I open my Erin Condren planner each day, cursing myself for buying it before reading up on the controversy, cursing myself for each barren page—no meetings, no parent teacher conferences, no basketball practice for the five-year-old, wellness exams for the smaller one—cursing myself because of course I have meetings, parent teacher conferences, basketball practice, wellness exams, fitness classes, therapy, appointments with the endocrinologist, and so much laundry I may asphyxiate on a wool dryer ball before a sleepless night comes to take me instead. I simply forgot when I’m supposed to do those things. Remind me?

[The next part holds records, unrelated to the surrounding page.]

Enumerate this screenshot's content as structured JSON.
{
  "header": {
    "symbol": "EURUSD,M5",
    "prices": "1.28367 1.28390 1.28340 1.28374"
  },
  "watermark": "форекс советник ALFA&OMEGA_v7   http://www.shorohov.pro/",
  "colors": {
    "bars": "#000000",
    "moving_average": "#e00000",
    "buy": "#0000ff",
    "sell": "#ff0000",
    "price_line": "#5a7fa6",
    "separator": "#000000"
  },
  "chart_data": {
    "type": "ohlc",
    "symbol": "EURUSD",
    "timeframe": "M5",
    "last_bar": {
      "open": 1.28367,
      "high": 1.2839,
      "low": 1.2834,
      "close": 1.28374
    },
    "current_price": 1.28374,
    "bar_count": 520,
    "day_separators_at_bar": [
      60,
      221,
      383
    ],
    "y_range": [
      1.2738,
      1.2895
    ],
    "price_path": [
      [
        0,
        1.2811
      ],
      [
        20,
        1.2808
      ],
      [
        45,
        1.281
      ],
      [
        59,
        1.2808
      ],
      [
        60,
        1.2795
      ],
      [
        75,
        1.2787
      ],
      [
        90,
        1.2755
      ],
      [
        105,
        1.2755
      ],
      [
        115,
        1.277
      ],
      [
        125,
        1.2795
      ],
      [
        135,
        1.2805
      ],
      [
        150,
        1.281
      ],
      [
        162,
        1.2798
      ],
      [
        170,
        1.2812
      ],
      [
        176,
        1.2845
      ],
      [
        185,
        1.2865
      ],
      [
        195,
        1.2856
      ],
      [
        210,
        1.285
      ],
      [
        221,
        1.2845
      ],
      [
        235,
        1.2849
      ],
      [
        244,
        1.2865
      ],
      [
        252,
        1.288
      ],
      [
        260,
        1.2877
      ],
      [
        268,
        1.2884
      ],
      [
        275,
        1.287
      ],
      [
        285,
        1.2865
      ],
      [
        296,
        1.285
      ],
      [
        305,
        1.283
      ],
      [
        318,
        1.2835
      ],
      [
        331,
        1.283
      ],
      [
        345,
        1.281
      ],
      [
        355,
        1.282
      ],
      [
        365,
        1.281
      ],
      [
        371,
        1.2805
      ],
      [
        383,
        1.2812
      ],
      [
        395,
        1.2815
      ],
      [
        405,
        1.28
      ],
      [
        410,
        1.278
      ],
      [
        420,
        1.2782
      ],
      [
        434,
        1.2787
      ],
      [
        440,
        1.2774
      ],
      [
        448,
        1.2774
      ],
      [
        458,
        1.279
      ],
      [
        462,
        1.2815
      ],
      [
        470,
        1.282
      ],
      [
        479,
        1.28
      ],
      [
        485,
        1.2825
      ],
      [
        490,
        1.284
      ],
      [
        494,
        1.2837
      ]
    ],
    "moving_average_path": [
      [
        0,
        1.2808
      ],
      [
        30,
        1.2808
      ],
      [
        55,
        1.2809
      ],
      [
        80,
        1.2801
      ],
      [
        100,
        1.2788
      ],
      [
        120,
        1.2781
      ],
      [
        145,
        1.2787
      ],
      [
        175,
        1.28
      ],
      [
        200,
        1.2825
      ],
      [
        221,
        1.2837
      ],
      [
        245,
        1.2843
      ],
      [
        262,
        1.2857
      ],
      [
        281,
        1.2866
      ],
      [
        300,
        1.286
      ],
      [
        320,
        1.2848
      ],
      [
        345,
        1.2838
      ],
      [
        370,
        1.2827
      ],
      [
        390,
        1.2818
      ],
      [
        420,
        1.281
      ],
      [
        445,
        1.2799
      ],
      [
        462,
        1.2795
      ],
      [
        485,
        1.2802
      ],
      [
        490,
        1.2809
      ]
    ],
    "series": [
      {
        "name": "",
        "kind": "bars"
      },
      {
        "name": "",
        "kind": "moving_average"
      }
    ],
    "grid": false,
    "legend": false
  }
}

For nearly a month I slathered Benadryl cream against on-again-off-again hives. I switched detergents, modified my diet, changed the bedding, swapped out my body wash, my razor, my shaving cream, my shampoo. “Maybe it’s stress,” a coworker suggested when I decided to lie flat on my back in the aisle between cubicles, pitying myself and my inflamed skin. Stress? I have no time for stress, no room for it. Fuck you, hives. I stole my daughter’s steroid cream and that cleared it up fine.
The hives weren’t around when I interviewed eager candidates for a recent writing position. It’s bizarre to look at the faces of young writers, begging for a chance to get paid for their writing. Bizarre when I myself am a young writer who lost writing in the business of it all. Who can’t seem to drudge it up again. Is that the phrase? “Drudge it up?”
They tell me their experience, show me their work, talk about SEO and keywords and dealing with conflict before I say, “Thank you,” now only to call them up later with “Sorry, but.” Their disappointment salts a bland “thanks for letting me know.” Chat AI threatens to suck up their next opportunity, swallowing writing jobs and punctuating it with a dismissive burp of plagiarism. Kinda.
Today I pressed my forehead to the desk, fingers stretched on the keys in front of me, writing, writing, writing without ever looking up. I’ll take a break for Diet Coke, a pack of Famous Amos from the company kitchen, and a text to my husband. My day is fine. Busy. You?
My day’s good. Hey, are you picking up kids? The kids. Two of them—somehow also two thousand. I pay the equivalent of a second mortgage for daycare in a daycare desert, a childcare wasteland. We wait-listed them both; one for six months, one for eight. I worked from home in the meantime, breastfeeding an infant on my lap as I wrote proposals and created poorly-designed spreadsheets. Now I pay thousands for other women to potty train them and teach them the ABCs.
“Having someone else raise our children is not for us,” a friend said once. I flipped her off when she turned away. What am I supposed to say? Sorry my children are…disadvantaged. Which of course is bullshit, until I start to believe it. Every day. Right around lunch. And then un-believe it when I pick them up.
“Mom, can I play Xbox when we get home?” “Mom, can I have a cracker?” “Not that cracker, a graham cracker.” “I don’t want pizza for dinner.” “Dad said he’d take us to McDonald’s.” “I don’t wanna take a bath.” “I don’t want to share.” “I wanna do it myself.” “I need help.” “That smells, Mom.” “I love you, Mom.”
What was that thing I was supposed to do again?
Can you do this, ChatBot? You can do it all. Though you certainly lack some semblance of humanity, the part that crawls under the desk, gets hives, lies on the floor during work hours with an apologetic(ish) nod to your boss, forgets the to-do lists, forgets to write the list, forgets to say, “I love you, too.” But if I keep telling myself I’m better than you, then I will be. That’s how this all works, right? We just will it, will it, will it, until it breaks. Crying under the desk, drowning, turns out, in entitlement.
-Nikole Rios
Nikole Rios is an emerging creative writer from the heart of Utah with a professional career in technical and educational writing. Several pieces of her fiction and nonfiction have been featured in literary journals Warp & Weave and Touchstones. Her flash fiction “Back of My ‘99 Ford Escort,” received Best in Prose following its Touchstones publication. Nikole often writes about motherhood, childhood, and speculation about the culture and history of the American Southwest.